Kata kunci : pengekstrakan soxhlet, pengekstrakan minyak, mikroalga air tawar, Chlorella
vulgaris, sistem pelarut

Pengantar

Keterbatasan bahan bakar fosil telah membawa studi tentang mikroalga sebagai bahan baku yang
menjanjikan untuk diproduksi biodiesel. Mikroalga tampaknya menjadi sumber produksi
biodiesel karena tingkat pertumbuhan yang tinggi tanpa bersaing untuk lahan subur yang
membuat ganggang menjadi bahan baku yang menarik untuk portofolio bahan bakar
berkelanjutan [1]. Selain, ia memiliki potensi untuk menghasilkan lebih banyak minyak
dibandingkan dengan bahan baku lainnya [2] seperti rapeseed, kedelai, bunga matahari dan
telapak tangan. Selain itu, biodiesel mikroalga tidak beracun, sangat terdegradasi secara biologis;
tidak mengandung belerang danbahan yang tersisa setelah mengekstraksi minyak dapat
digunakan untuk produksi etanol atau sebagai pupuk tanah [3]. Tambahan, produk biodiesel
terbarukan dari mikroalga mampu memenuhi permintaan global untuk bahan bakar transportasi
dan minyak produktivitas mikroalga sangat melebihi produktivitas minyak dari tanaman minyak
penghasil terbaik seperti jagung.

Chisti [4] melaporkan bahwa Chlorella sp., Spirulina sp. dan Nitzschia sp. adalah sumber
mikroalga utama yang ada biasanya digunakan untuk memproduksi biodiesel. Ini karena ketiga
spesies mikroalga ini menghasilkan kandungan minyak tertinggi (% berat kering) di antara
spesies lain dengan kandungan minyak 28-32% yang diproduksi oleh Chlorella sp., Spirulina sp.
menghasilkan 50 - 77% kandungan minyak dan Nitzschia sp. menghasilkan sekitar 45 - 47%
kandungan minyak. Menurut Islam et al. [5], mikroalga telah menerima banyak perhatian
sebagai sumber energi terbarukan baru dalam bentuk biodiesel. Namun, tidak demikian namun
layak secara komersial karena tingginya biaya proses produksi dan juga terbatasnya informasi
yang tersedia di parameter yang mempengaruhi ekstraksi minyak mikroalga untuk produksi
biodiesel komersial. Untuk alasan ini, akuantifikasi kuat dari parameter ekstraksi sangat penting
untuk mengoptimalkan dan akibatnya meningkatkan kelayakan dari proses.

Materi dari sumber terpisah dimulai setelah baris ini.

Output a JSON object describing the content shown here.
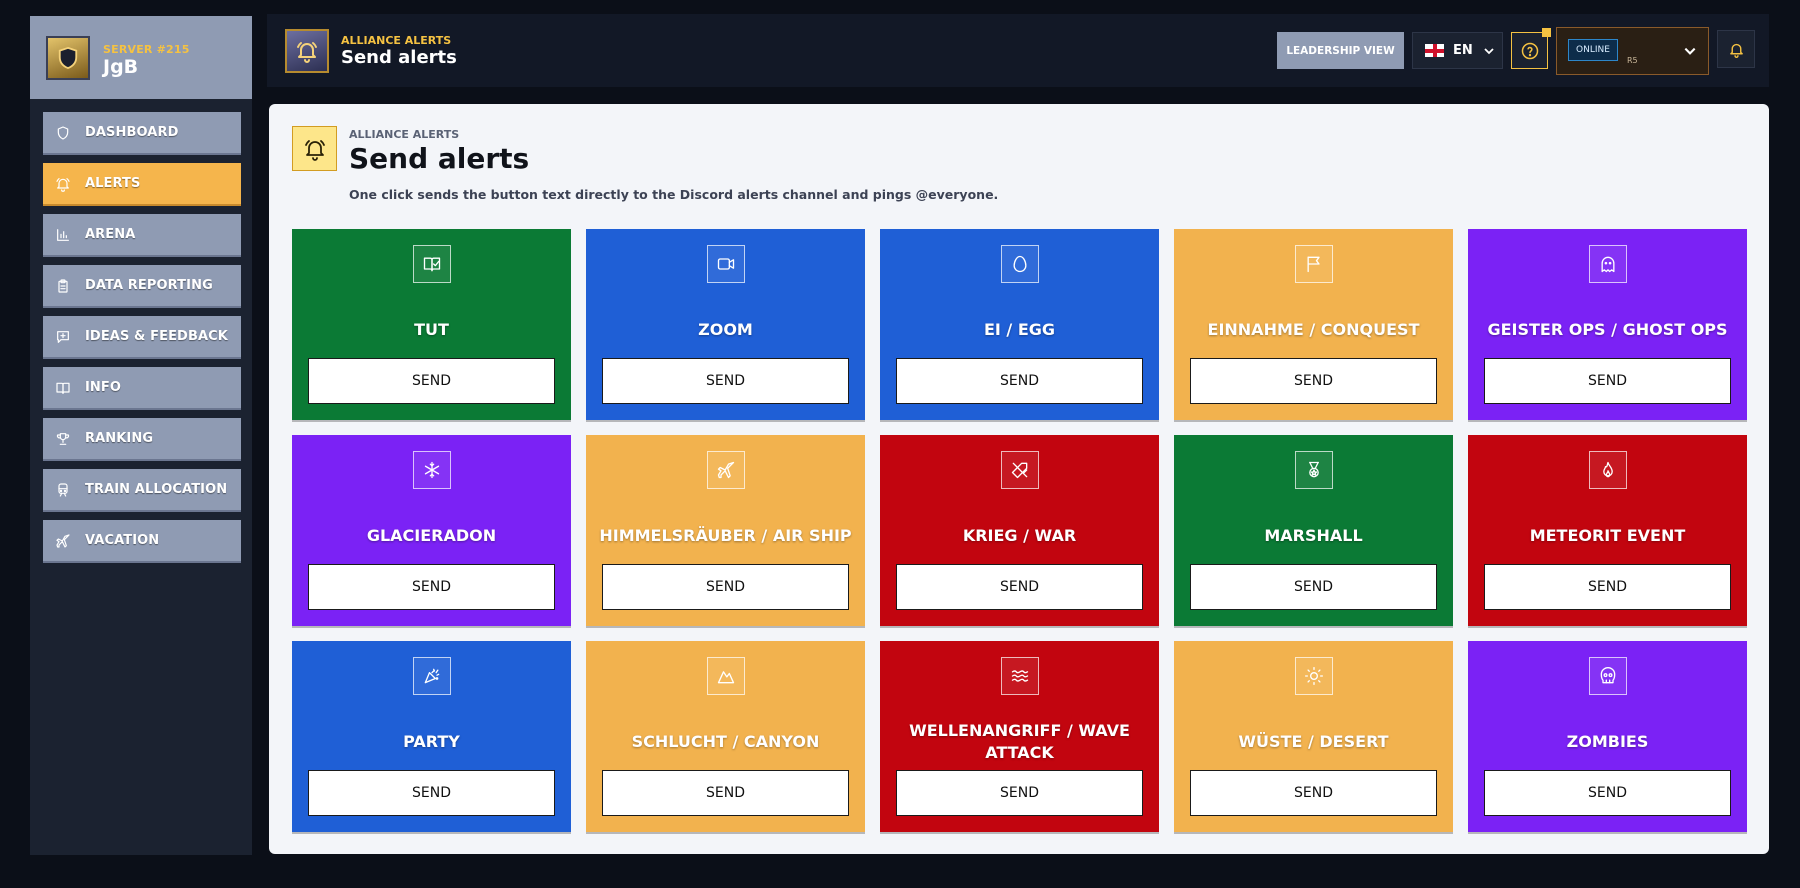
{
  "colors": {
    "green": "#0b7a35",
    "blue": "#1f5fd6",
    "orange": "#f2b24e",
    "purple": "#7b22f5",
    "red": "#c2050f",
    "accent": "#f5c242",
    "nav_active": "#f5b54c",
    "nav_idle": "#8f9bb3"
  },
  "sidebar": {
    "server_label": "SERVER #215",
    "server_name": "JgB",
    "items": [
      {
        "label": "DASHBOARD",
        "icon": "shield-icon",
        "active": false
      },
      {
        "label": "ALERTS",
        "icon": "bell-icon",
        "active": true
      },
      {
        "label": "ARENA",
        "icon": "bar-chart-icon",
        "active": false
      },
      {
        "label": "DATA REPORTING",
        "icon": "clipboard-icon",
        "active": false
      },
      {
        "label": "IDEAS & FEEDBACK",
        "icon": "message-plus-icon",
        "active": false
      },
      {
        "label": "INFO",
        "icon": "book-icon",
        "active": false
      },
      {
        "label": "RANKING",
        "icon": "trophy-icon",
        "active": false
      },
      {
        "label": "TRAIN ALLOCATION",
        "icon": "train-icon",
        "active": false
      },
      {
        "label": "VACATION",
        "icon": "plane-icon",
        "active": false
      }
    ]
  },
  "header": {
    "kicker": "ALLIANCE ALERTS",
    "title": "Send alerts",
    "leadership_label": "LEADERSHIP VIEW",
    "language": "EN",
    "status": "ONLINE",
    "rank": "R5"
  },
  "main": {
    "kicker": "ALLIANCE ALERTS",
    "title": "Send alerts",
    "description": "One click sends the button text directly to the Discord alerts channel and pings @everyone."
  },
  "alerts": [
    {
      "title": "TUT",
      "color": "green",
      "icon": "book-check-icon",
      "send_label": "SEND"
    },
    {
      "title": "ZOOM",
      "color": "blue",
      "icon": "video-icon",
      "send_label": "SEND"
    },
    {
      "title": "EI / EGG",
      "color": "blue",
      "icon": "egg-icon",
      "send_label": "SEND"
    },
    {
      "title": "EINNAHME / CONQUEST",
      "color": "orange",
      "icon": "flag-icon",
      "send_label": "SEND"
    },
    {
      "title": "GEISTER OPS / GHOST OPS",
      "color": "purple",
      "icon": "ghost-icon",
      "send_label": "SEND"
    },
    {
      "title": "GLACIERADON",
      "color": "purple",
      "icon": "snowflake-icon",
      "send_label": "SEND"
    },
    {
      "title": "HIMMELSRÄUBER / AIR SHIP",
      "color": "orange",
      "icon": "plane-icon",
      "send_label": "SEND"
    },
    {
      "title": "KRIEG / WAR",
      "color": "red",
      "icon": "swords-icon",
      "send_label": "SEND"
    },
    {
      "title": "MARSHALL",
      "color": "green",
      "icon": "medal-icon",
      "send_label": "SEND"
    },
    {
      "title": "METEORIT EVENT",
      "color": "red",
      "icon": "flame-icon",
      "send_label": "SEND"
    },
    {
      "title": "PARTY",
      "color": "blue",
      "icon": "party-popper-icon",
      "send_label": "SEND"
    },
    {
      "title": "SCHLUCHT / CANYON",
      "color": "orange",
      "icon": "mountain-icon",
      "send_label": "SEND"
    },
    {
      "title": "WELLENANGRIFF / WAVE ATTACK",
      "color": "red",
      "icon": "waves-icon",
      "send_label": "SEND"
    },
    {
      "title": "WÜSTE / DESERT",
      "color": "orange",
      "icon": "sun-icon",
      "send_label": "SEND"
    },
    {
      "title": "ZOMBIES",
      "color": "purple",
      "icon": "skull-icon",
      "send_label": "SEND"
    }
  ]
}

Ekstraksi minyak dari ganggang adalah topik yang hangat diperdebatkan saat ini karena proses
ini adalah salah satu proses yang lebih mahal yang dapat menentukan keberlanjutan biodiesel
berbasis ganggang. Berbagai metode untuk mengekstrak minyak dari mikroalga adalah tersedia
seperti expeller / press, ekstraksi pelarut dan ekstraksi fluida superkritis [2]. Penekan expeller
adalah metode mengekstraksi minyak dengan mesin press daripada menggunakan proses
ekstraksi kimia dan metode ini memberikan hasil hanya 65 - 70% dari minyak [6] sementara
ekstraksi menggunakan cairan superkritis memberikan kemurnian yang sangat tinggi dan
konsentrasi produk yang baik tetapi biaya operasi dan investasi tinggi [7].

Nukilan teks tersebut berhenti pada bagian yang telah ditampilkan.